Die Frauentracht besteht oft aus einem Rock und einer Schürze, über den ein Mieder oder eine kurze Jacke getragen wird. Der Rock ist in vielen Fällen vertikal gestreift und aus einem Beiderwand genannten Wollstoff gefertigt. Am unteren Ende kann er durch eine aufgenähte Kordel oder ein Saumband gegen Abstoßen gesichert sein. In den Ausschnitt wird ein Schultertuch mit oder ohne Fransen eingesteckt, das einfarbig oder bunt sein kann. Dazu werden oft eine Haube oder Kappe und Silberschmuck getragen. Die Männertrachten werden oft an die Frauentrachten angepasst oder gehen auf die Bekleidung bestimmter Berufsgruppen in derselben Zeit zurück.
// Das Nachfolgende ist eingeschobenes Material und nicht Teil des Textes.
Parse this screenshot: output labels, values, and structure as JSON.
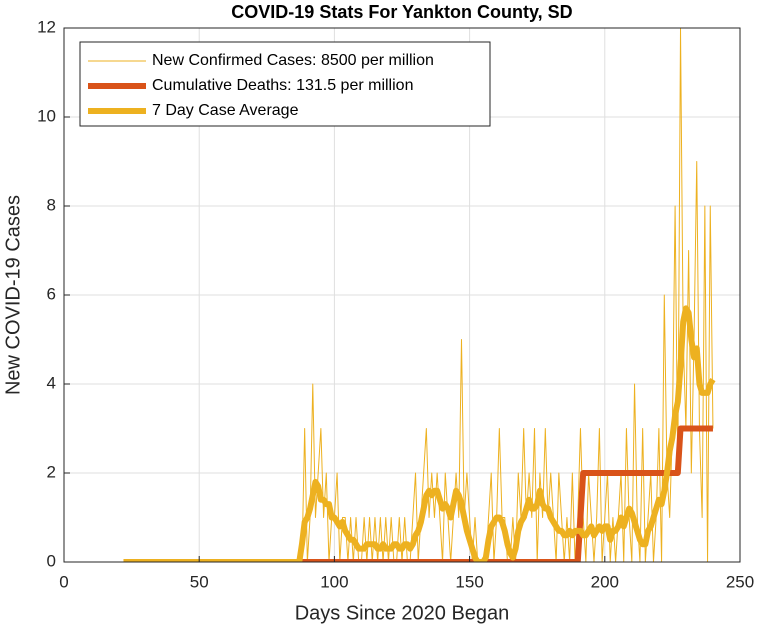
{
  "chart_data": {
    "type": "line",
    "title": "COVID-19 Stats For Yankton County, SD",
    "xlabel": "Days Since 2020 Began",
    "ylabel": "New COVID-19 Cases",
    "xlim": [
      0,
      250
    ],
    "xticks": [
      0,
      50,
      100,
      150,
      200,
      250
    ],
    "ylim": [
      0,
      12
    ],
    "yticks": [
      0,
      2,
      4,
      6,
      8,
      10,
      12
    ],
    "grid": true,
    "legend": "upper left",
    "x": [
      22,
      23,
      24,
      25,
      26,
      27,
      28,
      29,
      30,
      31,
      32,
      33,
      34,
      35,
      36,
      37,
      38,
      39,
      40,
      41,
      42,
      43,
      44,
      45,
      46,
      47,
      48,
      49,
      50,
      51,
      52,
      53,
      54,
      55,
      56,
      57,
      58,
      59,
      60,
      61,
      62,
      63,
      64,
      65,
      66,
      67,
      68,
      69,
      70,
      71,
      72,
      73,
      74,
      75,
      76,
      77,
      78,
      79,
      80,
      81,
      82,
      83,
      84,
      85,
      86,
      87,
      88,
      89,
      90,
      91,
      92,
      93,
      94,
      95,
      96,
      97,
      98,
      99,
      100,
      101,
      102,
      103,
      104,
      105,
      106,
      107,
      108,
      109,
      110,
      111,
      112,
      113,
      114,
      115,
      116,
      117,
      118,
      119,
      120,
      121,
      122,
      123,
      124,
      125,
      126,
      127,
      128,
      129,
      130,
      131,
      132,
      133,
      134,
      135,
      136,
      137,
      138,
      139,
      140,
      141,
      142,
      143,
      144,
      145,
      146,
      147,
      148,
      149,
      150,
      151,
      152,
      153,
      154,
      155,
      156,
      157,
      158,
      159,
      160,
      161,
      162,
      163,
      164,
      165,
      166,
      167,
      168,
      169,
      170,
      171,
      172,
      173,
      174,
      175,
      176,
      177,
      178,
      179,
      180,
      181,
      182,
      183,
      184,
      185,
      186,
      187,
      188,
      189,
      190,
      191,
      192,
      193,
      194,
      195,
      196,
      197,
      198,
      199,
      200,
      201,
      202,
      203,
      204,
      205,
      206,
      207,
      208,
      209,
      210,
      211,
      212,
      213,
      214,
      215,
      216,
      217,
      218,
      219,
      220,
      221,
      222,
      223,
      224,
      225,
      226,
      227,
      228,
      229,
      230,
      231,
      232,
      233,
      234,
      235,
      236,
      237,
      238,
      239,
      240
    ],
    "series": [
      {
        "name": "New Confirmed Cases: 8500 per million",
        "color": "#EDB120",
        "line_width": 1,
        "values": [
          0,
          0,
          0,
          0,
          0,
          0,
          0,
          0,
          0,
          0,
          0,
          0,
          0,
          0,
          0,
          0,
          0,
          0,
          0,
          0,
          0,
          0,
          0,
          0,
          0,
          0,
          0,
          0,
          0,
          0,
          0,
          0,
          0,
          0,
          0,
          0,
          0,
          0,
          0,
          0,
          0,
          0,
          0,
          0,
          0,
          0,
          0,
          0,
          0,
          0,
          0,
          0,
          0,
          0,
          0,
          0,
          0,
          0,
          0,
          0,
          0,
          0,
          0,
          0,
          0,
          0,
          0,
          3,
          0,
          1,
          4,
          1,
          2,
          3,
          1,
          2,
          0,
          1,
          1,
          2,
          0,
          1,
          1,
          0,
          1,
          0,
          1,
          0,
          0,
          1,
          0,
          1,
          0,
          1,
          0,
          1,
          0,
          1,
          0,
          1,
          0,
          0,
          1,
          0,
          1,
          0,
          0,
          1,
          2,
          0,
          1,
          2,
          3,
          1,
          2,
          1,
          2,
          1,
          0,
          2,
          1,
          0,
          1,
          2,
          1,
          5,
          1,
          2,
          1,
          0,
          1,
          0,
          0,
          0,
          0,
          1,
          2,
          0,
          1,
          3,
          1,
          1,
          0,
          0,
          1,
          0,
          2,
          1,
          3,
          1,
          2,
          1,
          3,
          0,
          2,
          1,
          3,
          1,
          2,
          1,
          0,
          2,
          1,
          0,
          1,
          0,
          2,
          0,
          1,
          3,
          1,
          0,
          2,
          1,
          0,
          1,
          3,
          0,
          1,
          2,
          0,
          1,
          0,
          1,
          2,
          0,
          3,
          1,
          0,
          4,
          1,
          0,
          3,
          0,
          1,
          2,
          0,
          1,
          3,
          0,
          6,
          2,
          1,
          3,
          8,
          2,
          12,
          5,
          3,
          7,
          2,
          5,
          9,
          3,
          1,
          8,
          0,
          8,
          3
        ]
      },
      {
        "name": "Cumulative Deaths: 131.5 per million",
        "color": "#D95319",
        "line_width": 6,
        "values": [
          0,
          0,
          0,
          0,
          0,
          0,
          0,
          0,
          0,
          0,
          0,
          0,
          0,
          0,
          0,
          0,
          0,
          0,
          0,
          0,
          0,
          0,
          0,
          0,
          0,
          0,
          0,
          0,
          0,
          0,
          0,
          0,
          0,
          0,
          0,
          0,
          0,
          0,
          0,
          0,
          0,
          0,
          0,
          0,
          0,
          0,
          0,
          0,
          0,
          0,
          0,
          0,
          0,
          0,
          0,
          0,
          0,
          0,
          0,
          0,
          0,
          0,
          0,
          0,
          0,
          0,
          0,
          0,
          0,
          0,
          0,
          0,
          0,
          0,
          0,
          0,
          0,
          0,
          0,
          0,
          0,
          0,
          0,
          0,
          0,
          0,
          0,
          0,
          0,
          0,
          0,
          0,
          0,
          0,
          0,
          0,
          0,
          0,
          0,
          0,
          0,
          0,
          0,
          0,
          0,
          0,
          0,
          0,
          0,
          0,
          0,
          0,
          0,
          0,
          0,
          0,
          0,
          0,
          0,
          0,
          0,
          0,
          0,
          0,
          0,
          0,
          0,
          0,
          0,
          0,
          0,
          0,
          0,
          0,
          0,
          0,
          0,
          0,
          0,
          0,
          0,
          0,
          0,
          0,
          0,
          0,
          0,
          0,
          0,
          0,
          0,
          0,
          0,
          0,
          0,
          0,
          0,
          0,
          0,
          0,
          0,
          0,
          0,
          0,
          0,
          0,
          0,
          0,
          0,
          1,
          2,
          2,
          2,
          2,
          2,
          2,
          2,
          2,
          2,
          2,
          2,
          2,
          2,
          2,
          2,
          2,
          2,
          2,
          2,
          2,
          2,
          2,
          2,
          2,
          2,
          2,
          2,
          2,
          2,
          2,
          2,
          2,
          2,
          2,
          2,
          2,
          3,
          3,
          3,
          3,
          3,
          3,
          3,
          3,
          3,
          3,
          3,
          3,
          3
        ]
      },
      {
        "name": "7 Day Case Average",
        "color": "#EDB120",
        "line_width": 6,
        "values": [
          0,
          0,
          0,
          0,
          0,
          0,
          0,
          0,
          0,
          0,
          0,
          0,
          0,
          0,
          0,
          0,
          0,
          0,
          0,
          0,
          0,
          0,
          0,
          0,
          0,
          0,
          0,
          0,
          0,
          0,
          0,
          0,
          0,
          0,
          0,
          0,
          0,
          0,
          0,
          0,
          0,
          0,
          0,
          0,
          0,
          0,
          0,
          0,
          0,
          0,
          0,
          0,
          0,
          0,
          0,
          0,
          0,
          0,
          0,
          0,
          0,
          0,
          0,
          0,
          0,
          0,
          0.4,
          0.9,
          1.0,
          1.2,
          1.5,
          1.8,
          1.7,
          1.4,
          1.4,
          1.3,
          1.3,
          1.0,
          1.0,
          0.9,
          0.8,
          0.9,
          0.7,
          0.6,
          0.5,
          0.5,
          0.4,
          0.3,
          0.3,
          0.3,
          0.4,
          0.4,
          0.4,
          0.4,
          0.3,
          0.3,
          0.4,
          0.3,
          0.3,
          0.3,
          0.4,
          0.4,
          0.3,
          0.3,
          0.4,
          0.4,
          0.3,
          0.4,
          0.6,
          0.7,
          0.9,
          1.2,
          1.5,
          1.6,
          1.5,
          1.6,
          1.6,
          1.4,
          1.2,
          1.3,
          1.2,
          1.0,
          1.3,
          1.6,
          1.5,
          1.3,
          1.0,
          0.7,
          0.5,
          0.3,
          0.1,
          0,
          0,
          0,
          0.1,
          0.5,
          0.8,
          0.9,
          1.0,
          1.0,
          0.9,
          0.7,
          0.4,
          0.2,
          0.1,
          0.3,
          0.7,
          0.9,
          1.0,
          1.2,
          1.4,
          1.2,
          1.2,
          1.3,
          1.6,
          1.3,
          1.2,
          1.2,
          1.0,
          0.9,
          0.8,
          0.7,
          0.7,
          0.6,
          0.6,
          0.7,
          0.6,
          0.7,
          0.7,
          0.7,
          0.6,
          0.6,
          0.7,
          0.8,
          0.6,
          0.7,
          0.8,
          0.7,
          0.8,
          0.8,
          0.5,
          0.7,
          0.7,
          0.8,
          1.0,
          0.8,
          1.0,
          1.2,
          1.1,
          0.9,
          0.7,
          0.5,
          0.4,
          0.4,
          0.7,
          0.8,
          1.0,
          1.2,
          1.4,
          1.3,
          1.6,
          2.0,
          2.5,
          2.8,
          3.3,
          3.6,
          4.4,
          5.4,
          5.7,
          5.6,
          5.0,
          4.6,
          4.8,
          4.0,
          3.8,
          3.8,
          3.8,
          4.0,
          4.1
        ]
      }
    ]
  }
}
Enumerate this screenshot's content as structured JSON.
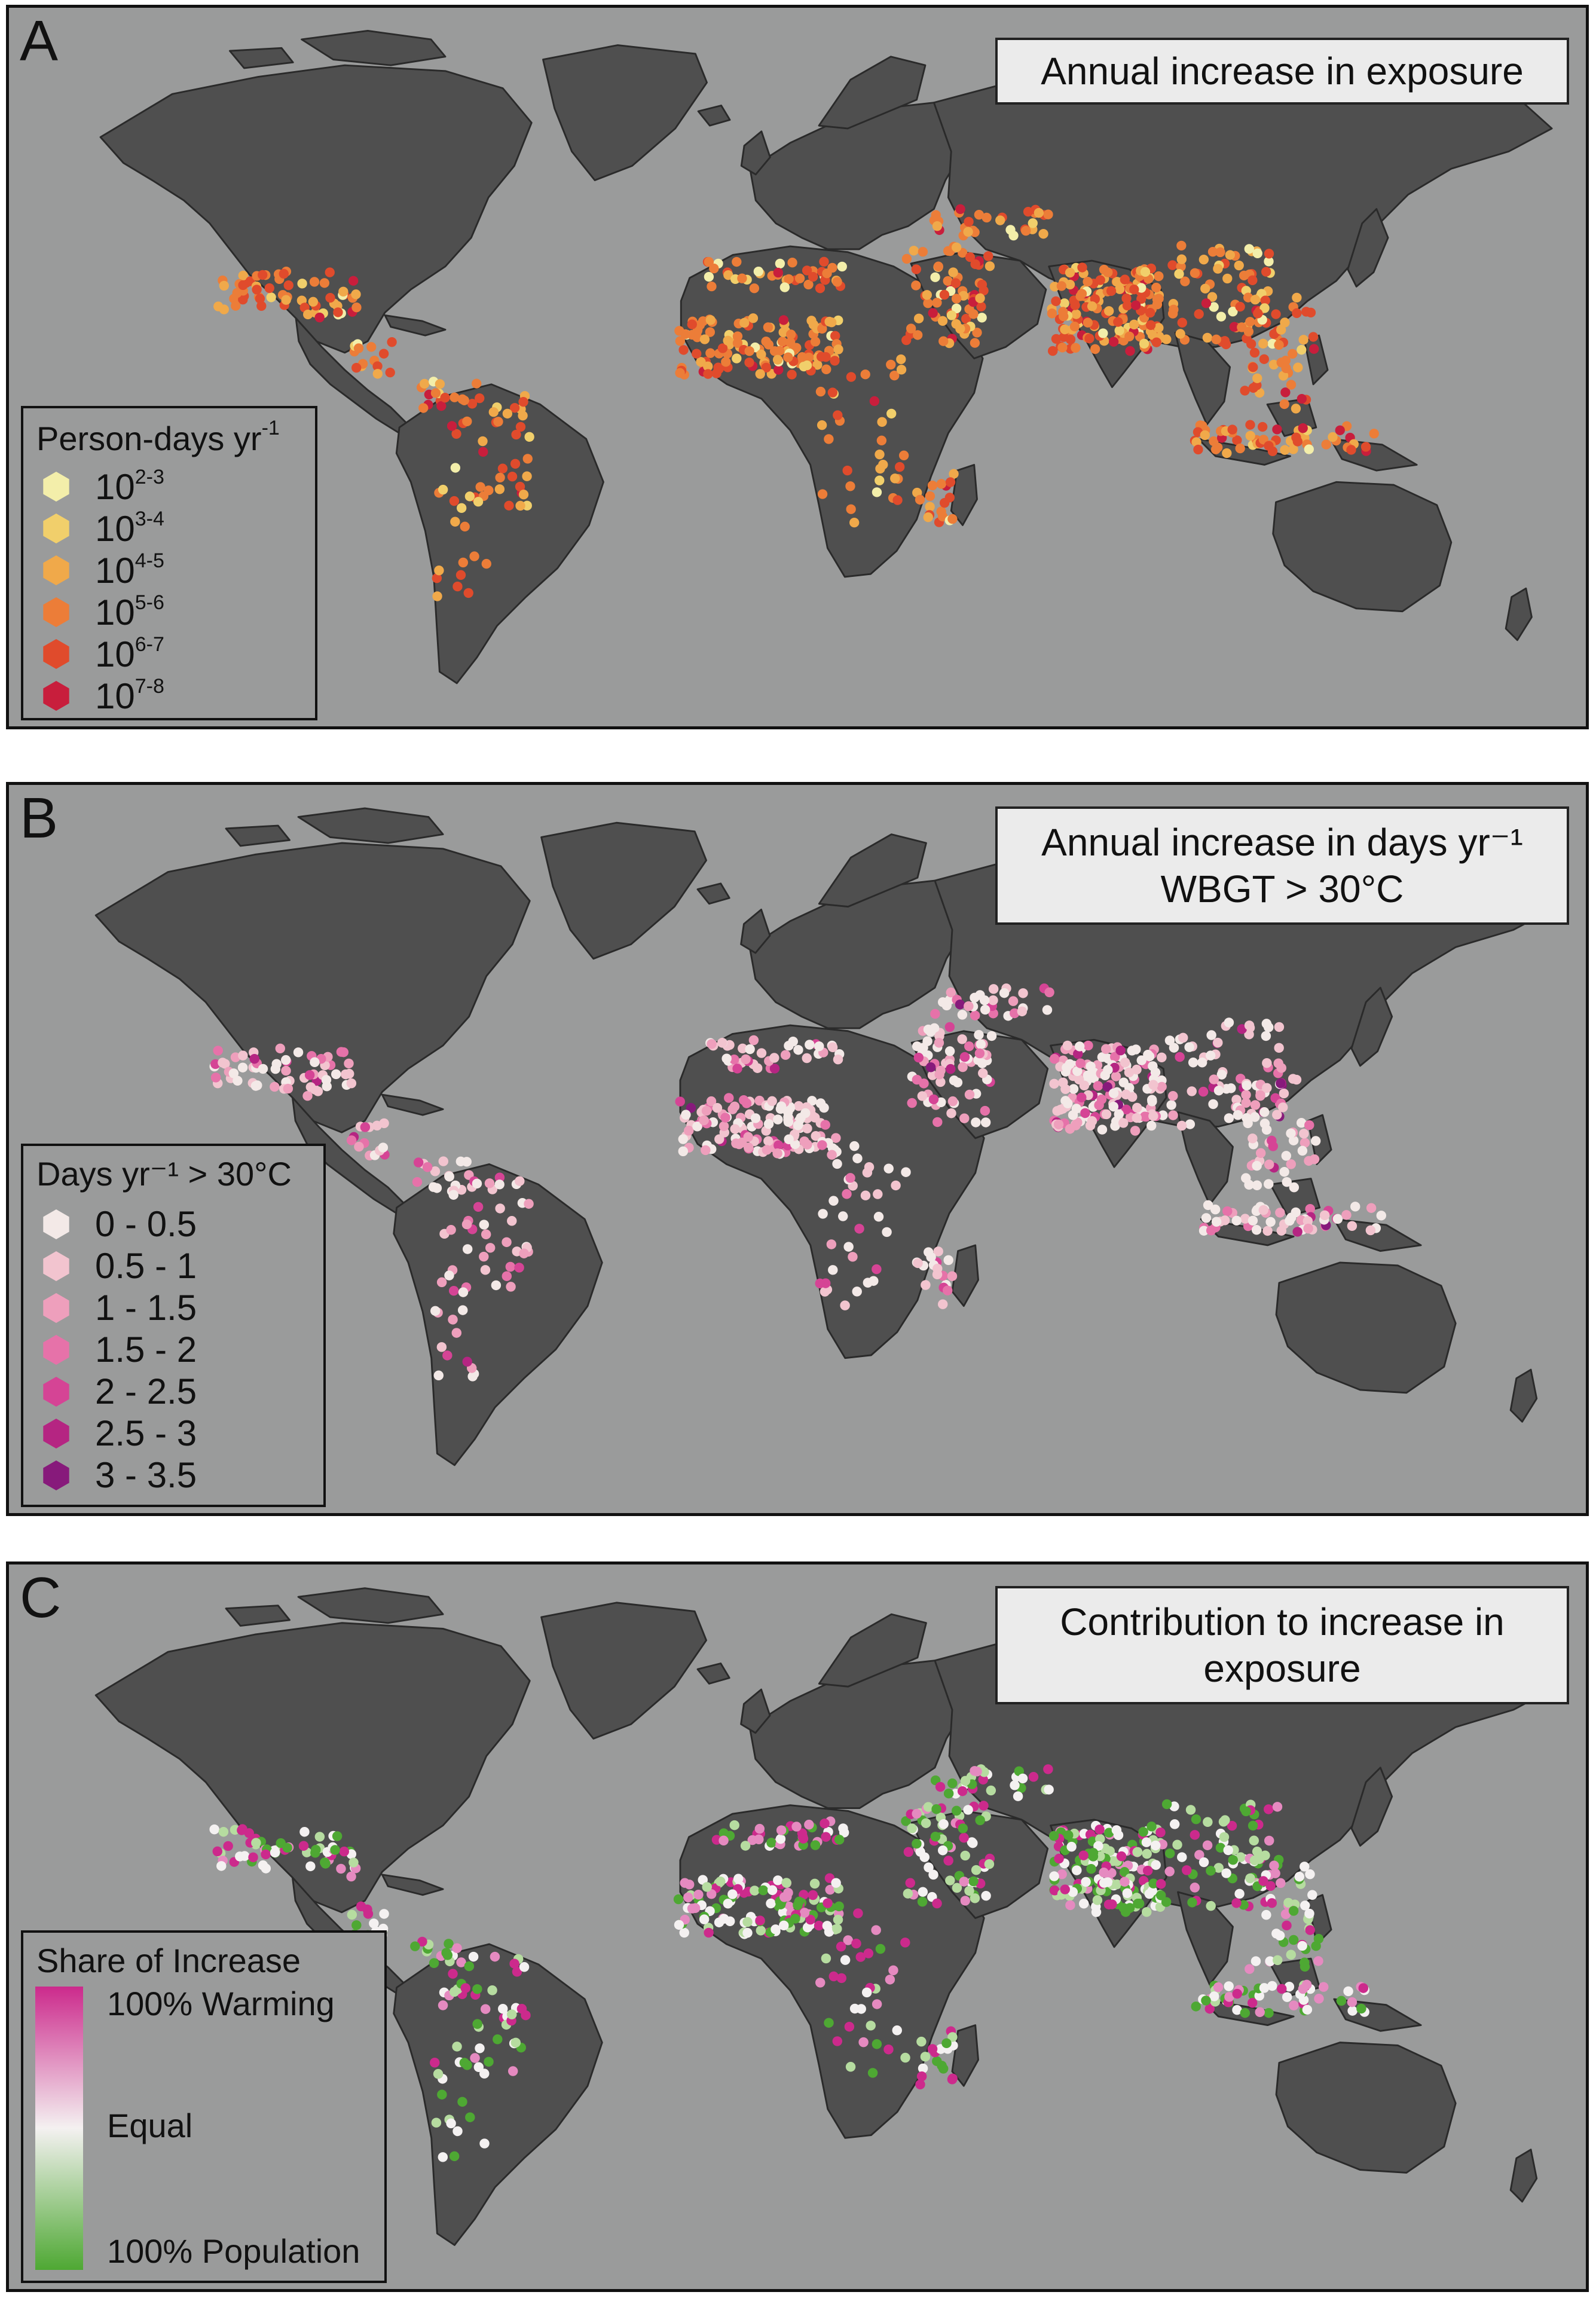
{
  "panels": [
    {
      "letter": "A",
      "title_lines": [
        "Annual increase in exposure"
      ],
      "legend": {
        "title_main": "Person-days yr",
        "title_sup": "-1",
        "items": [
          {
            "base": "10",
            "exp": "2-3",
            "color": "#f3eeaa"
          },
          {
            "base": "10",
            "exp": "3-4",
            "color": "#f1cf6b"
          },
          {
            "base": "10",
            "exp": "4-5",
            "color": "#f0a94a"
          },
          {
            "base": "10",
            "exp": "5-6",
            "color": "#ec7d38"
          },
          {
            "base": "10",
            "exp": "6-7",
            "color": "#e04b2c"
          },
          {
            "base": "10",
            "exp": "7-8",
            "color": "#c81e3c"
          }
        ]
      }
    },
    {
      "letter": "B",
      "title_lines": [
        "Annual increase in days yr⁻¹",
        "WBGT > 30°C"
      ],
      "legend": {
        "title": "Days yr⁻¹ > 30°C",
        "items": [
          {
            "label": "0 - 0.5",
            "color": "#f3e9e7"
          },
          {
            "label": "0.5 - 1",
            "color": "#f2c4cf"
          },
          {
            "label": "1 - 1.5",
            "color": "#ee9fbc"
          },
          {
            "label": "1.5 - 2",
            "color": "#e672a9"
          },
          {
            "label": "2 - 2.5",
            "color": "#d54495"
          },
          {
            "label": "2.5 - 3",
            "color": "#b52582"
          },
          {
            "label": "3 - 3.5",
            "color": "#871a7b"
          }
        ]
      }
    },
    {
      "letter": "C",
      "title_lines": [
        "Contribution to increase in",
        "exposure"
      ],
      "legend": {
        "title": "Share of Increase",
        "top_label": "100% Warming",
        "mid_label": "Equal",
        "bottom_label": "100% Population",
        "top_color": "#cc2a8c",
        "mid_color": "#f4f1f1",
        "bottom_color": "#4ea833"
      }
    }
  ],
  "colors": {
    "ocean": "#9a9b9b",
    "land": "#4f4f4f",
    "border": "#2a2a2a"
  }
}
Die erste Abbildung der Dithmarscher Frauentracht ist ein Doppelporträt von Marcus Swyn und seiner Frau aus dem Jahr 1552. Beschrieben wird die um 1600 übliche Tracht auch in der Chronik des Landes Dithmarschen des Büsumer Pastors Johann Adolphi Neocorus.[1] Sie besteht aus einem dunklen Übergewand mit einem farbigen Einsatz vorn und entsprechenden Ärmelabschlüssen. Das Gewand wird mit einem Gürtel zusammengehalten, der mit einer Fibel geschlossen ist und an dem Taschentuch, Beutel und Hofleiste hängen. Die Hofleiste mit ihren aufgenähten Rosetten verrät dabei etwas über den Landbesitz der Familie. Ein weiteres Kennzeichen der Dithmarscher Frauentracht ist der Kagel, eine zweifarbige, kapuzenförmige Kopfbedeckung für Frauen. Die Zahl der auf den Kagel aufgenähten silbernen oder vergoldeten Knöpfe zeigt, wie viele Kinder sie hat. Zu der Tracht wird eine Filigrankette getragen.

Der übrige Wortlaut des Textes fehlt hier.